A new approach uses data from one type of test on small metal alloy samples to extract enough information for building databases that can be used to predict the properties and potentials of new materials. The details were published in the journal Science and Technology of Advanced Materials: Methods.
The test is called instrumented indentation. It involves driving an indenter tip into a material to probe some of its properties, such as hardness and elastic stiffness. Scientists have been using the data extracted from instrumented indentation to estimate the stress-strain curve of materials using computational simulations. This curve, and the data it provides, is important for understanding a material’s properties. That data is also used for building massive materials databases, which can be used, in conjunction with artificial intelligence, for predicting new materials.
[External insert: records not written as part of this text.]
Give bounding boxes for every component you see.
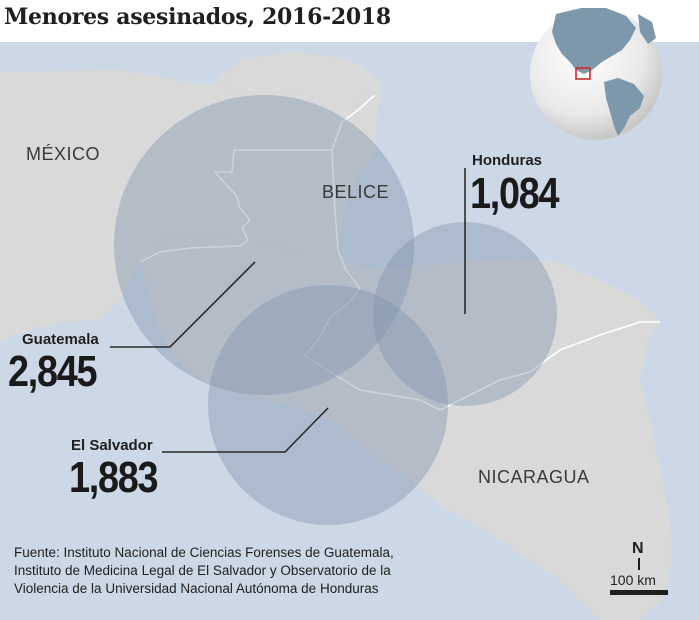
- mexico-land: [0, 70, 382, 340]
- globe-north-america: [552, 8, 636, 74]
- country-label-mexico: MÉXICO: [26, 144, 101, 164]
- country-borders: [139, 94, 660, 411]
- page-title: Menores asesinados, 2016-2018: [4, 4, 391, 30]
- scale-label: 100 km: [610, 572, 656, 588]
- globe-south-america: [604, 78, 644, 136]
- border-mexico-guatemala: [139, 149, 339, 263]
- marker-label-honduras: Honduras: [472, 152, 543, 169]
- bubble-el-salvador: [208, 285, 448, 525]
- source-line: Fuente: Instituto Nacional de Ciencias F…: [14, 545, 394, 560]
- globe-icon: [530, 8, 662, 140]
- border-honduras-elsalvador: [304, 355, 441, 411]
- globe-locator-box: [575, 67, 591, 80]
- border-belize: [331, 94, 376, 151]
- marker-value-el-salvador: 1,883: [69, 453, 159, 502]
- scale-bar: [610, 590, 668, 595]
- north-indicator: N: [632, 540, 644, 557]
- border-honduras-nicaragua: [439, 321, 660, 411]
- country-label-belice: BELICE: [322, 182, 390, 202]
- country-label-nicaragua: NICARAGUA: [478, 467, 590, 487]
- bubbles: [114, 95, 557, 525]
- marker-value-guatemala: 2,845: [8, 347, 98, 396]
- marker-value-honduras: 1,084: [470, 169, 560, 218]
- border-guatemala-honduras: [304, 249, 361, 357]
- central-america-land: [140, 232, 672, 620]
- leader-el-salvador: [162, 407, 329, 453]
- leader-lines: [110, 168, 466, 453]
- marker-label-el-salvador: El Salvador: [71, 437, 153, 454]
- bubble-guatemala: [114, 95, 414, 395]
- globe-greenland: [638, 14, 656, 44]
- marker-label-guatemala: Guatemala: [22, 331, 99, 348]
- leader-guatemala: [110, 261, 256, 348]
- yucatan-land: [210, 52, 382, 100]
- source-line: Violencia de la Universidad Nacional Aut…: [14, 581, 379, 596]
- source-line: Instituto de Medicina Legal de El Salvad…: [14, 563, 391, 578]
- source-note: Fuente: Instituto Nacional de Ciencias F…: [14, 544, 474, 598]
A problem scientists face is that this approach for estimating material properties is limited when it comes to materials called ‘high work-hardening alloys’: metal alloys, like steel, that are strengthened through physical processes like rolling and forging. Only so much information can be estimated from the curve of these materials. To get the necessary additional information needed to determine their properties, more experiments would need to be done, which costs time, effort and money.
Ta-Te Chen of the University of Tsukuba and Ikumu Watanabe of the National Institute for Materials Science in Japan have developed a new computational approach to extract that additional information from instrumented indentation tests on work-hardening alloys.
Scientists found a way to use topography around indentation impression to predict other properties measured by a tensile or compression test.
“Our approach builds on an already-existing model, making it ready for use in industry. It is also applicable to existing data, including hardness,” says Watanabe.
The approach involves combining the results from two computational models, the power-law and linear hardening models, which produce their own individual stress-plastic strain curves from information gathered from indentation tests. Combining the data from both curves provides the extra data that, when added to the original stress-strain curve, shows a more holistic picture of the work-hardening alloys’ properties.
The scientists validated their approach by using it on a high-work-hardening stainless steel.
“We have extended this approach to also evaluate mechanical properties at elevated temperatures, which can contribute to the development of high-temperature alloys,” says Chen.